Батч рассмеялся, когда они оба приостановились и подняли глаза к небу.
— Ну, как дела, Черри?
— У меня всегда все хорошо.
Не сводя с него пристального взгляда, она всунула между зубами сигарету и зажгла.
— Знаешь, если ладони когда-нибудь станут слишком волосатыми, можешь мне позвонить. Я обслужила бы тебя за так, потому что ты, определенно, красивый сукин сын. Но не говори Большому Папочке, что я это предлагала.
Черри выпустила облачко дыма и рассеянно потерла свое порванное левое ухо. Верхняя половина отсутствовала.
Черт возьми, ну и бешеная же собака этот ее сутенер.
Они зашагали по бетону.
— Ты проверила ту программу, о которой я тебе говорил? — спросил Батч, когда они дошли до тротуара. Он помогал другу открыть группу поддержки для проституток, где женщин убеждали бросить сутенеров и начать новую жизнь.
— О, да, конечно. Там неплохо, — она сверкнула ему улыбкой. — Увидимся позже.
— Береги себя.
Она отвернулась и шлепнула себя ладонью по правой ягодице.
— Только подумай, это могло бы быть твоим.
Некоторое время Батч смотрел, как она плавной походкой удаляется по улице. А затем сел в свою машину и неожиданно решил съездить через весь город, назад к окрестностям «Скримера». Он остановился перед «Макграйдером». Спустя примерно пятнадцать минут из заведения появилась женщина в тесных синих джинсах и черном топе. Она близоруко сощурилась в предрассветных лучах. Заметив его машину, она поправила свои темно-рыжие волосы и направилась к нему. Батч опустил окно. Женщина наклонилась, засунула внутрь голову и поцеловала его в губы.

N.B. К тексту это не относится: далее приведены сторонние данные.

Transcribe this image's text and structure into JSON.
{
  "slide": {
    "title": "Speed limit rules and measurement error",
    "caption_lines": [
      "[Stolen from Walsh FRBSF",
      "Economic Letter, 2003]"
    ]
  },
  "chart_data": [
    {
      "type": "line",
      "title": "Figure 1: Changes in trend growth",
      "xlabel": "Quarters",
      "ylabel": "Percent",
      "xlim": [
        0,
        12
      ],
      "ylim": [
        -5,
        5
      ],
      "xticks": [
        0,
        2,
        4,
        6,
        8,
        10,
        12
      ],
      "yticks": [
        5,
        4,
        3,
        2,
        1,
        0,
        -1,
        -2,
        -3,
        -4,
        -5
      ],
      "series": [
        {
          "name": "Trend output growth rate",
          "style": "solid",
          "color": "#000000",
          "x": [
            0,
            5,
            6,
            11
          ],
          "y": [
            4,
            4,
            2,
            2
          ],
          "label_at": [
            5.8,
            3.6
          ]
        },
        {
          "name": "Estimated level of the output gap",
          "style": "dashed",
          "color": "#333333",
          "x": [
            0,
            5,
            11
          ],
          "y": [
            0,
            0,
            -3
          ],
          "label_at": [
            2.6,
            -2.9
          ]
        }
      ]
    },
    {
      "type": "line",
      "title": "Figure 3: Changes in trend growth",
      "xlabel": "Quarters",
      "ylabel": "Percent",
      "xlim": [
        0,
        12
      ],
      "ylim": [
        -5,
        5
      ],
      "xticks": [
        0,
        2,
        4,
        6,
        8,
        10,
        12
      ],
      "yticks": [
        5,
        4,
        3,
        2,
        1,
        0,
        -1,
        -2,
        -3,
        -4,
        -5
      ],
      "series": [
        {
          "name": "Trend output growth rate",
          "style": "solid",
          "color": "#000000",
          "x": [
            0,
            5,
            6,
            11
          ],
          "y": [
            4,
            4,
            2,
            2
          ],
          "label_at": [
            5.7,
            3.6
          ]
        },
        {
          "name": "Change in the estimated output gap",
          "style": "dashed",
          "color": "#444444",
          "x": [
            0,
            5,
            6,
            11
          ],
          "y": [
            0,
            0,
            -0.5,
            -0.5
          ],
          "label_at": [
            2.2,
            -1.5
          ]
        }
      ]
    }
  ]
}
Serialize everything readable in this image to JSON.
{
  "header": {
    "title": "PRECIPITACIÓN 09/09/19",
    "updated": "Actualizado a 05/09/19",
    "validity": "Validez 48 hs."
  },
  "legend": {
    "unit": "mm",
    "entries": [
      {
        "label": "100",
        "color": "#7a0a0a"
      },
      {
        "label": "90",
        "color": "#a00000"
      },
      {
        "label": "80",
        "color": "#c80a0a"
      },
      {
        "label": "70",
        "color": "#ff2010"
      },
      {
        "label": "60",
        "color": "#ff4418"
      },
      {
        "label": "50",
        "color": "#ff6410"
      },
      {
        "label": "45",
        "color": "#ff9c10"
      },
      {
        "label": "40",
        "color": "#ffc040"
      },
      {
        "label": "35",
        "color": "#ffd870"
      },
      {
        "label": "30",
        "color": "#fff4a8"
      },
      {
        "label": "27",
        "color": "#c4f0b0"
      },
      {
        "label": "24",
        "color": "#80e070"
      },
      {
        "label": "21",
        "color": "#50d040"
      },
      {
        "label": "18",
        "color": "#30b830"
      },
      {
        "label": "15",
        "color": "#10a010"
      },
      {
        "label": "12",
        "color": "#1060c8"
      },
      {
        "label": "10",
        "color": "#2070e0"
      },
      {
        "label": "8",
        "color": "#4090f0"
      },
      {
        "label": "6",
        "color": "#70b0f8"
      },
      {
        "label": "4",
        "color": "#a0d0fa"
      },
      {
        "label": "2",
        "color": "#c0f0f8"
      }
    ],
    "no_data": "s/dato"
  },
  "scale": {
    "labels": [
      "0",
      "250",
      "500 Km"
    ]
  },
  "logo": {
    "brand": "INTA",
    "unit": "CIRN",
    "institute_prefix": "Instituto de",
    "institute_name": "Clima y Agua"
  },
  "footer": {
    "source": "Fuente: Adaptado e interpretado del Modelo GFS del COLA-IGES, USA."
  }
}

— Давно тебя не видела. Стало одиноко, Батч? — шепнула она ему в губы.
От нее пахло засохшим пивом и вишнями в ликере — амбре каждого бармена к концу долгой ночи.
— Залезай, — пригласил он.
Она обошла машину спереди и скользнула на сиденье рядом с ним. Пока он вел машину к реке, они болтали о том, как прошла ее ночь. Она снова была разочарована суммой чаевых и к концу смены едва держалась на ногах из-за беготни от клиента к клиенту.
Батч припарковался под пролетом моста, пересекающего реку Гудзон и соединяющего две половины Колдвелла. Он позаботился, чтобы они оказались подальше от бездомных, лежащих в своих постелях из тряпья. К чему им зрители?
И Батч должен был отдать Эбби должное: справилась она быстро. Расстегнув его брюки, одним умелым движением пробудила его эрекцию еще до того, как он успел выключить двигатель. Батч откинулся на сидении, а она, разведя ноги, устроилась у него на коленях и уткнулась ему в шею. Сквозь ее волнистые вьющиеся волосы он мог различить поверхность воды.
«Как красив солнечный свет, играющий на речной глади», подумалось ему.
— Ты любишь меня, детка? — прошептала она ему на ухо.